![]() |
Presiden Amerika Serikat (AS) Joe Biden (kiri) dan Perdana Menteri (PM) Australia, Scott Morrison | ABC, CNN |
Meningkatnya pengaruh Cina di kawasan Asia Pasifik membuat Amerika Serikat (AS) dan negara-negara barat lain semakin cemas.
Beberapa tahun terakhir, Negeri Tirai Bambu tersebut telah melakukan sejumlah manuver yang diduga bertujuan untuk menguasai wilayah di sekitarnya, baik secara langsung maupun tidak langsung.
Cina diketahui telah bersengketa wilayah dengan sejumlah negara tetangga. Seperti sengketa Laut Cina Selatan dengan Vietnam, Filipina, Brunei, dan Malaysia, hingga rebutan pulau Senkaku/Diaoyu dengan Jepang.
Hal ini tentu tidak disukai oleh dunia internasional, khususnya negara barat yang merasa perilaku Cina dapat merusak perdamaian.
Berbagai cara telah mereka tempuh untuk meredam perkembangan ini. Mulai dari pemberlakuan kenaikan tarif untuk produk Cina, hingga aneka macam sanksi.
Namun, Beijing tetap tidak terkalahkan. Meski negara komunis, Cina menerapkan sistem ekonomi kapitalisme dibawah nama "Sosialisme Berkarakter Cina". Sistem tersebut menjadikan mereka kekuatan ekonomi terbesar kedua di dunia.
Kemajuan ekonomi juga berdampak pada sektor pertahanan. Selama sepuluh tahun terakhir, anggaran militer Cina telah meningkat dari 137 miliar dolar AS (Rp 1.952 triliun) hingga 196 miliar dolar AS (Rp 2.794 triliun).

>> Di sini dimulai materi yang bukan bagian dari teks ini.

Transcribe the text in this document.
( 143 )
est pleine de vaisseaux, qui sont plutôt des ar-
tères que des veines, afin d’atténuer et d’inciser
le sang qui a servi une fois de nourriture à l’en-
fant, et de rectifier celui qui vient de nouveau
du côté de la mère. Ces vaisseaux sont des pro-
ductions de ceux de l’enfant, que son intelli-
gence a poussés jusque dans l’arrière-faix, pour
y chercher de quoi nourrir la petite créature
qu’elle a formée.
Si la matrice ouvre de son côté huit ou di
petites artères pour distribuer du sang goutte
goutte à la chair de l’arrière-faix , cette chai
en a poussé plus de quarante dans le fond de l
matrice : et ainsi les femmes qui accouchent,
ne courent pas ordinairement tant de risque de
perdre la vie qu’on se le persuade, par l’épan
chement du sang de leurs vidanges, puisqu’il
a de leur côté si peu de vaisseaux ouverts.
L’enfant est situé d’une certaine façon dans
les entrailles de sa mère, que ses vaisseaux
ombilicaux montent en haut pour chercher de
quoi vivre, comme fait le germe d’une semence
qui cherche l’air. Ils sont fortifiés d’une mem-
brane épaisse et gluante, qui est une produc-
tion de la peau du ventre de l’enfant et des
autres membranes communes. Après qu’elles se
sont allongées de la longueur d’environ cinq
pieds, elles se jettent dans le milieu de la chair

Jumlah ini jauh melampaui anggaran militer negara tetangganya pada tahun 2020. Seperti Vietnam (6 miliar dolar AS/ Rp 85 triliun), Filipina (3.4 miliar dolar AS/ Rp 49 triliun), dan Malaysia (3 miliar dolar AS/ Rp 42 triliun).
Melihat situasi yang semakin mengkhawatirkan, AS dan negara barat sepakat untuk bekerja sama dengan negara tetangga yang berseteru dengan Cina.

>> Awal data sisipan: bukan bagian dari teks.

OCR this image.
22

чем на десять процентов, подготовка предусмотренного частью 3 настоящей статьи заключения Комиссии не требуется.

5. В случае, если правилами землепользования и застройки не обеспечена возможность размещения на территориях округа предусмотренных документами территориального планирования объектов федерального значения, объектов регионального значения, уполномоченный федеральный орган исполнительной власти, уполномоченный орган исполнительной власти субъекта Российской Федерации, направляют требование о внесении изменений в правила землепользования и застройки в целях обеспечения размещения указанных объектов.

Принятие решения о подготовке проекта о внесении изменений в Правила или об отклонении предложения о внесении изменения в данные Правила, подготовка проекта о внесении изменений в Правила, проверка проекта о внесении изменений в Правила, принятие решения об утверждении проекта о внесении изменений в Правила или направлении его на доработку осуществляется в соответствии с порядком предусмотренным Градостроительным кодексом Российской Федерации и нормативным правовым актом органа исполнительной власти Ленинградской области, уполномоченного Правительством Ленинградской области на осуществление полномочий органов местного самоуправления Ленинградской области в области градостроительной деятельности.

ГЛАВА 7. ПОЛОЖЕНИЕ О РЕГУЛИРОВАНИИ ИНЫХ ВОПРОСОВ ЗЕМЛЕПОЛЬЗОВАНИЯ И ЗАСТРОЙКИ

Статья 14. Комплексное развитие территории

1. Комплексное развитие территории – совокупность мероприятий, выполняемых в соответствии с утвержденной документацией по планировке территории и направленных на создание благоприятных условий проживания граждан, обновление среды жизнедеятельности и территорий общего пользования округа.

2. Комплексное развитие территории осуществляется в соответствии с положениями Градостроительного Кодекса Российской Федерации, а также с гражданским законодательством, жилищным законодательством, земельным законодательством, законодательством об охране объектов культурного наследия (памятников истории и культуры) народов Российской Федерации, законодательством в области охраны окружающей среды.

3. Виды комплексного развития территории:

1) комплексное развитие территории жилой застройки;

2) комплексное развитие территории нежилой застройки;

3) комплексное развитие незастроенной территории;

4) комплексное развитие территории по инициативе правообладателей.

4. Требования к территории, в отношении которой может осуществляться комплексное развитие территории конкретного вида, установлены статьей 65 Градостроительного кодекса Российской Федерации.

Ketika dilantik Januari 2021 lalu, Presiden AS Joe Biden berjanji akan membangun "sekutu super" untuk menghadang Beijing.
Pada 15 September 2021, AS, bersama dengan Australia dan Inggris, mengumumkan pembentukan aliansi militer diantara tiga negara. Aliansi ini dikenal dengan nama AUKUS, yang merupakan singkatan dari Australia, United Kingdom (Inggris), dan United States (AS).
![]() |
Presiden AS Joe Biden berbicara secara online dengan PM Inggris dan Australia dalam peresmian aliansi AUKUS | White House |
Dalam perjanjian tersebut, Australia sebagai negara yang dekat dengan Cina, mendapat dukungan teknologi dari AS. Seperti kecerdasan buatan (AI), hingga kapal selam nuklir.
Seperti yang telah diperkirakan, Beijing pun marah besar. Kedutaan Besar (Kedubes) Cina di Washington mengatakan, perjanjian AUKUS menandakan bahwa AS masih memiliki mentalitas Perang Dingin dan prasangka ideologis.
Juru Bicara Kementerian Luar Negeri Cina, Zhao Lijian menyebut AUKUS akan merusak stabilitas kawasan, dan menimbulkan perlombaan senjata.
Akan tetapi, secara mengejutkan, pembentukan AUKUS juga memicu reaksi keras dari negara tetangga Australia.
Indonesia dan Selandia Baru mengecam keputusan Australia yang menerima kapal selam nuklir dari AS. Selandia Baru bahkan melarang kapal selam tersebut masuk ke perairan mereka, untuk mencegah hal yang tidak diinginkan.
Sebagai negara yang terletak di seberang utara Australia, Indonesia disinyalir akan terdampak langsung dari aliansi AUKUS dan kapal selam nuklir.
Terjebak di Pusaran Konflik
![]() |
Penandatangan MoU antara Indonesia (kanan) dan Australia pada 9 September 2021 | Gatra |
Khairul Fahmi, pengamat militer dari Institute for Security and Strategic Studies (ISESS) mengatakan, kehadiran kapal selam nuklir Australia akan mengubah kebijakan pertahanan Indonesia secara dramatis.